Manuel não queria falar. Andámos a manhã toda atrás dele, a ver se o conseguíamos convencer a dizer qualquer coisa. Mas diz que não fala quando está a trabalhar. Só depois de vendido o peixe se sentou à porta do café. Acendeu um cigarro, fitou o mar e foi falando.

Perguntei-lhe como se ganha coragem para galgar as ondas e fazer o lanço das redes que depois hão de ser puxadas para a areia pelos tratores. Disse que ali não há coragem. Vai-se porque sempre se foi — e ainda se tem de ir. O resto é confiança no saber e jeito no que faltar.

Hoje, um jovem de 23 anos "caiu ao mar quando se encontrava à pesca" em São Pedro de Moel, Leiria. Foi "dada a informação de que não sabe nadar”, tendo as buscas sido suspensas até à manhã desta segunda-feira: hoje, já não há luz que chegue.

O mar pede respeito, ensinaram-me os arrais de Espinho. A temporada está a terminar por esta altura — o peixe escasseia. Nalguns dias, nesses de maior fartura, chegam a domar as ondas logo às três ou quatro da madrugada. Com o aproximar dos defesos, rareando o peixe, vão mais tarde e munidos só da esperança de que haja alguma coisa mais do que o lixo.

Depois, esse pouco peixe é posto na lota.
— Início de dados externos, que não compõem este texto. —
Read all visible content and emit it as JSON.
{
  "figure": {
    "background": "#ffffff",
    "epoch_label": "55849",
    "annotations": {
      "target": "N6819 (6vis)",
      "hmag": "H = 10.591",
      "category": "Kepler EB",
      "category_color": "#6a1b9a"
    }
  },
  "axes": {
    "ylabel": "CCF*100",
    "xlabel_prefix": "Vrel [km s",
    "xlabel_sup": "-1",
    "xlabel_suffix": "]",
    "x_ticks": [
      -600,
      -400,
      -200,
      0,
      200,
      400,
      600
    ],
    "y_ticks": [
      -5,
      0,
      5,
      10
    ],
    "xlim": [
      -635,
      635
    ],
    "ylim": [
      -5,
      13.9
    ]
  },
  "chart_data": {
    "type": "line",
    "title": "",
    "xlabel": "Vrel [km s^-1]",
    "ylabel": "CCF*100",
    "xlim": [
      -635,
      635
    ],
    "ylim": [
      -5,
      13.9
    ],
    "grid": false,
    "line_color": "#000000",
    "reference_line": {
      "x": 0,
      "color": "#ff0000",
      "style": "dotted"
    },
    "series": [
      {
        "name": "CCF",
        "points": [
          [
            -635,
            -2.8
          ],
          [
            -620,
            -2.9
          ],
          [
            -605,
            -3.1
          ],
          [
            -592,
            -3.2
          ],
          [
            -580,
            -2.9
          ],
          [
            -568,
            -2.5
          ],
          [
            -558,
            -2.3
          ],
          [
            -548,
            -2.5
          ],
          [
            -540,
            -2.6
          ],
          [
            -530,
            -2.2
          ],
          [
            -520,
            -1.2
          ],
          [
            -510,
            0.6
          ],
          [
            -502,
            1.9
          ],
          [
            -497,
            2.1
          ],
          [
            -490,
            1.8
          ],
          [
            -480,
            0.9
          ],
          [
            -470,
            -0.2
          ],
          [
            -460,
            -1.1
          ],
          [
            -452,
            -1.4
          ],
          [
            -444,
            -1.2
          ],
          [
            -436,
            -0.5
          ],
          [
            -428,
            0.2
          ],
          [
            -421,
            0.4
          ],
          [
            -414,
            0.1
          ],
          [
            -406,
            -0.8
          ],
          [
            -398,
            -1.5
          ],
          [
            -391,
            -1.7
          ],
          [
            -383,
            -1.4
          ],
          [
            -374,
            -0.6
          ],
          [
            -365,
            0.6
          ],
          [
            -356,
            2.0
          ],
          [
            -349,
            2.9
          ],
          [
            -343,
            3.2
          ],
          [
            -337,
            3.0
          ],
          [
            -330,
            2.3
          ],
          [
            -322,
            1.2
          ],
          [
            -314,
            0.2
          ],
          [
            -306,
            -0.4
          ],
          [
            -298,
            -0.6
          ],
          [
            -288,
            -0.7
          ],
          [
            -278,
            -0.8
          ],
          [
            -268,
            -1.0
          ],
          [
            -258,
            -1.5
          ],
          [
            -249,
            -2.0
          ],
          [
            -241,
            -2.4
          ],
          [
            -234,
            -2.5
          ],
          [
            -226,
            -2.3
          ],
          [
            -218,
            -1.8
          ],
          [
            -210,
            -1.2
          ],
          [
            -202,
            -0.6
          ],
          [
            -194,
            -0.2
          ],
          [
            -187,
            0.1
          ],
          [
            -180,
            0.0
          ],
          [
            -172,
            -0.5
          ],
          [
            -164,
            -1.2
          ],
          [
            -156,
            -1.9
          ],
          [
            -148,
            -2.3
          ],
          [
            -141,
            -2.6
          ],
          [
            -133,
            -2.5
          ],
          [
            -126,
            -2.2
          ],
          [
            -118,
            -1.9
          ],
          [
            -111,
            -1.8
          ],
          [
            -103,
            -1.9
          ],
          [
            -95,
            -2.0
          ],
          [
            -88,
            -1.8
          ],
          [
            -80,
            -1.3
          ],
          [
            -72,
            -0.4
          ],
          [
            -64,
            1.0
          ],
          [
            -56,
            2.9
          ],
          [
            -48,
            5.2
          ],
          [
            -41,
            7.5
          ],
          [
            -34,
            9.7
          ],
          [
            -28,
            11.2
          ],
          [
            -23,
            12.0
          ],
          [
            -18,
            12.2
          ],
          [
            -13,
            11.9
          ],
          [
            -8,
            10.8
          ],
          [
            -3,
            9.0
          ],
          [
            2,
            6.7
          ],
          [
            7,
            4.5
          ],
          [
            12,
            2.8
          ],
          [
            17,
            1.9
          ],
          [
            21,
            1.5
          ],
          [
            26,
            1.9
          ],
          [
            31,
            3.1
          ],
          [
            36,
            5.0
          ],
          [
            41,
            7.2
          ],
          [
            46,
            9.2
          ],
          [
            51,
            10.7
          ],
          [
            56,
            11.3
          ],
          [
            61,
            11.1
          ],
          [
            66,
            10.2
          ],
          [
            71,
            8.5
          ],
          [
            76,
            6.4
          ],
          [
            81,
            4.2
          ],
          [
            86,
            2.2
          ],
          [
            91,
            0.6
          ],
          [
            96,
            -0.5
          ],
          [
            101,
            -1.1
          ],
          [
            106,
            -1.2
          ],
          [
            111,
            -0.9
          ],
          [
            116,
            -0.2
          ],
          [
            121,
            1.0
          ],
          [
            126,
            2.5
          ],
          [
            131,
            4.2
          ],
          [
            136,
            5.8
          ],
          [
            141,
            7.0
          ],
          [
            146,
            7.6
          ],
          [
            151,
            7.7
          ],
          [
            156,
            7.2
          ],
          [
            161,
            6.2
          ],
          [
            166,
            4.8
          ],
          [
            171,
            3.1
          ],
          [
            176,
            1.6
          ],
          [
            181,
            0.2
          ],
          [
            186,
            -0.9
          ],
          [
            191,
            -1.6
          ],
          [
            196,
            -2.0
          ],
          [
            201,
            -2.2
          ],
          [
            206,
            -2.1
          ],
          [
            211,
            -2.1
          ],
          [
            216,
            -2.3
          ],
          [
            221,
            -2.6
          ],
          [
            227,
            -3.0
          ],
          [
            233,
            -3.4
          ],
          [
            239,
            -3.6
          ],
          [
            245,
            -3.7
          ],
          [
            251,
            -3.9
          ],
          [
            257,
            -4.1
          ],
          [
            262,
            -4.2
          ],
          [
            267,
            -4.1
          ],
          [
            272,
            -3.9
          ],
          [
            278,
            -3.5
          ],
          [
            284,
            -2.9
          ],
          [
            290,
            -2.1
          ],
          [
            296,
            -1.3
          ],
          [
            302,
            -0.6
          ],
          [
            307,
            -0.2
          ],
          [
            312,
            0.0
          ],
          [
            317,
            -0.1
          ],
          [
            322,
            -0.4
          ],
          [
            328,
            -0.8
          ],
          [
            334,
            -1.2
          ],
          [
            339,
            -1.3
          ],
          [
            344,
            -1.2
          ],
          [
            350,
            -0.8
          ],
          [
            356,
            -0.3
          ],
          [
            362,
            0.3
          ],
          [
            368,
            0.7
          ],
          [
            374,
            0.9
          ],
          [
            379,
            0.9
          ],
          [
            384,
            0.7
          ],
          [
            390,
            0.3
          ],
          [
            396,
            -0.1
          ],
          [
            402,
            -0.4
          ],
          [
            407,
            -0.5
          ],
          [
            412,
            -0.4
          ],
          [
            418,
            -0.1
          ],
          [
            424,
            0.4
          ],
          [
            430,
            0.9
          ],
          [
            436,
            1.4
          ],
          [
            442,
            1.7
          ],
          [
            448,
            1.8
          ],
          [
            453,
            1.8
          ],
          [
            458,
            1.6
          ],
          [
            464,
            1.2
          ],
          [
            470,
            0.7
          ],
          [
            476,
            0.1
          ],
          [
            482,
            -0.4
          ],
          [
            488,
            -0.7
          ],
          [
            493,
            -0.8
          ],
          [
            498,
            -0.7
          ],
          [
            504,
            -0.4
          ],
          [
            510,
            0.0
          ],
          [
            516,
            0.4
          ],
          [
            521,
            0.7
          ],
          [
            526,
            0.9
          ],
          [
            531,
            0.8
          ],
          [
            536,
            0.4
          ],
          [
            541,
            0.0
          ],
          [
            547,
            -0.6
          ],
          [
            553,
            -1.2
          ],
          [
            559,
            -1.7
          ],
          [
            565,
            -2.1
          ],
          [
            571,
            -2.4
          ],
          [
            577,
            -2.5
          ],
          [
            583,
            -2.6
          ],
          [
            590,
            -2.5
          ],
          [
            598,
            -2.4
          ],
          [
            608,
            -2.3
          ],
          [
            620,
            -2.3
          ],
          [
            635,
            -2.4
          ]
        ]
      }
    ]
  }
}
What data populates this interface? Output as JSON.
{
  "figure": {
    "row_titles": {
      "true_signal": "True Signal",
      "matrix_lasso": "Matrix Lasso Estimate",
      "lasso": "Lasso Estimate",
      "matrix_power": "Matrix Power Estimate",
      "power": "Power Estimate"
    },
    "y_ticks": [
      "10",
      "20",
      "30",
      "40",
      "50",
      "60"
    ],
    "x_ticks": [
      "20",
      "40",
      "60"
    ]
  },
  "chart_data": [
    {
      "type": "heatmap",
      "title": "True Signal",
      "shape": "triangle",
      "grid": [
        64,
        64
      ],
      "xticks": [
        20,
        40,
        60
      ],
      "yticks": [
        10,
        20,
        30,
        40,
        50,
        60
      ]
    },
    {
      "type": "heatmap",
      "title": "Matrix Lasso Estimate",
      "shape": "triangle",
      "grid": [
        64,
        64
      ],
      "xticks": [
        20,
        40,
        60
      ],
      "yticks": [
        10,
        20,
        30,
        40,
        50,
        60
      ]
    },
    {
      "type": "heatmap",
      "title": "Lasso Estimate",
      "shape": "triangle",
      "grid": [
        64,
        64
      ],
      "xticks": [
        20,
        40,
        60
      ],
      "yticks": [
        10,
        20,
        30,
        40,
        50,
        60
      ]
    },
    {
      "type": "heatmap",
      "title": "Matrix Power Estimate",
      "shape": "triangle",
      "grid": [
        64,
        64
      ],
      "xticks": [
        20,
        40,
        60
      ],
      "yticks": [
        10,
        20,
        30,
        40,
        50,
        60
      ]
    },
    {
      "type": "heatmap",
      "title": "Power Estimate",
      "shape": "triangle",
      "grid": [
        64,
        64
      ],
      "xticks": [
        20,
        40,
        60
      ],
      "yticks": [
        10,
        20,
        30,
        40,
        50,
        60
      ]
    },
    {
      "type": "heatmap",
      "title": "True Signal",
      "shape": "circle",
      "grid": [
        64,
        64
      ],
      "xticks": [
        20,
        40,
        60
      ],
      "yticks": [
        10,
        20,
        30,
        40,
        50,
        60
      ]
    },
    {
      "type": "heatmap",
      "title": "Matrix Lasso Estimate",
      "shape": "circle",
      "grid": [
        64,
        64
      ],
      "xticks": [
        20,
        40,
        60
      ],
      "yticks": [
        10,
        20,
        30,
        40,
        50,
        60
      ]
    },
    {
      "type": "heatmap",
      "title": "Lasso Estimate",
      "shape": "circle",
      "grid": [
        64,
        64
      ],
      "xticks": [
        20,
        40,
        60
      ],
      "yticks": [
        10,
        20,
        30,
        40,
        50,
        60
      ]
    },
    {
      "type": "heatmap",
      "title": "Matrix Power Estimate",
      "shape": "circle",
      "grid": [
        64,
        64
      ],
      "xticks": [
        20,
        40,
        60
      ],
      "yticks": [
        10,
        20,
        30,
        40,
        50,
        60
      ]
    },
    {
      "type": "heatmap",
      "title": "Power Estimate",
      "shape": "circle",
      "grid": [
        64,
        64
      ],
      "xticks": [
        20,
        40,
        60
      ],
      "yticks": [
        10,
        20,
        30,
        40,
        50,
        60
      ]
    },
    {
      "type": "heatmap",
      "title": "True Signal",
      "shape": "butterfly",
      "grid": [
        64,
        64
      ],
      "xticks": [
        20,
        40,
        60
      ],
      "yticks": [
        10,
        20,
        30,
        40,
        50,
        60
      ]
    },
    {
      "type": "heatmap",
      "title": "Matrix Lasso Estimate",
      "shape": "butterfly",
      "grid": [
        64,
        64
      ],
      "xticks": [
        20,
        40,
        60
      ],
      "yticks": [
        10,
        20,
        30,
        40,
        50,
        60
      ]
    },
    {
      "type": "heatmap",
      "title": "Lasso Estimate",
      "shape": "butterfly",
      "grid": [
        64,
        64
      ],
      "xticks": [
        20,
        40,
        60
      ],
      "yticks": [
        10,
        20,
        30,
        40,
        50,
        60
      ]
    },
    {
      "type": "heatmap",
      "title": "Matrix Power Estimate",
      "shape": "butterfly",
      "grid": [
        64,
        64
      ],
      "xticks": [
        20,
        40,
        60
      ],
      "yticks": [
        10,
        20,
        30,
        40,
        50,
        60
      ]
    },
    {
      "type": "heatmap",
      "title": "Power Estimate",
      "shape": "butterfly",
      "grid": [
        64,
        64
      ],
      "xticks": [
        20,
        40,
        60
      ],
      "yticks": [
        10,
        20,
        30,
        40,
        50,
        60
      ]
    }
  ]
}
As peixeiras hão de o vender aos que ali vão à procura do bicho que ainda soluça, de fresco que está — pois que há minutos ainda nadava, selvagem que é, no Atlântico.

Pensar em mar, pensar em peixes, é diferente de pensar em terra e animais. Aqui, o gado é domesticado: criado e tratado pelas mãos dos homens e das mulheres. Com o mar não é assim: o peixe é selvagem, é livre até que alguém o agarre e puxe para a morte.

Citar o meu próprio trabalho é algo estranho, mas a dada altura apercebi-me de que nesta coisa de ser, “há os peixes e há os homens, ali na luta de sobreviver e ganhar a vida. Para que um viva, morre o outro; quando morre um, vive o outro. A arte é esta.”

Em causa própria, aconselho o leitor, então, a passar por esta história. É multimédia: conto-a com o texto, mas também com o som: o som de uma velha peixeira, de um arrais, do patrão de uma companha — e até de um peixe.

E porque de mar falamos, fica ainda uma sugestão para o jantar: hoje é o último dia para ir a Espinho aproveitar as 17 propostas do Sem Espinhas, evento que celebra a gastronomia local.

Sem Espinhas e ligeiramente a norte de Espinho, eu sou o Pedro Soares Botelho e hoje o dia foi assim.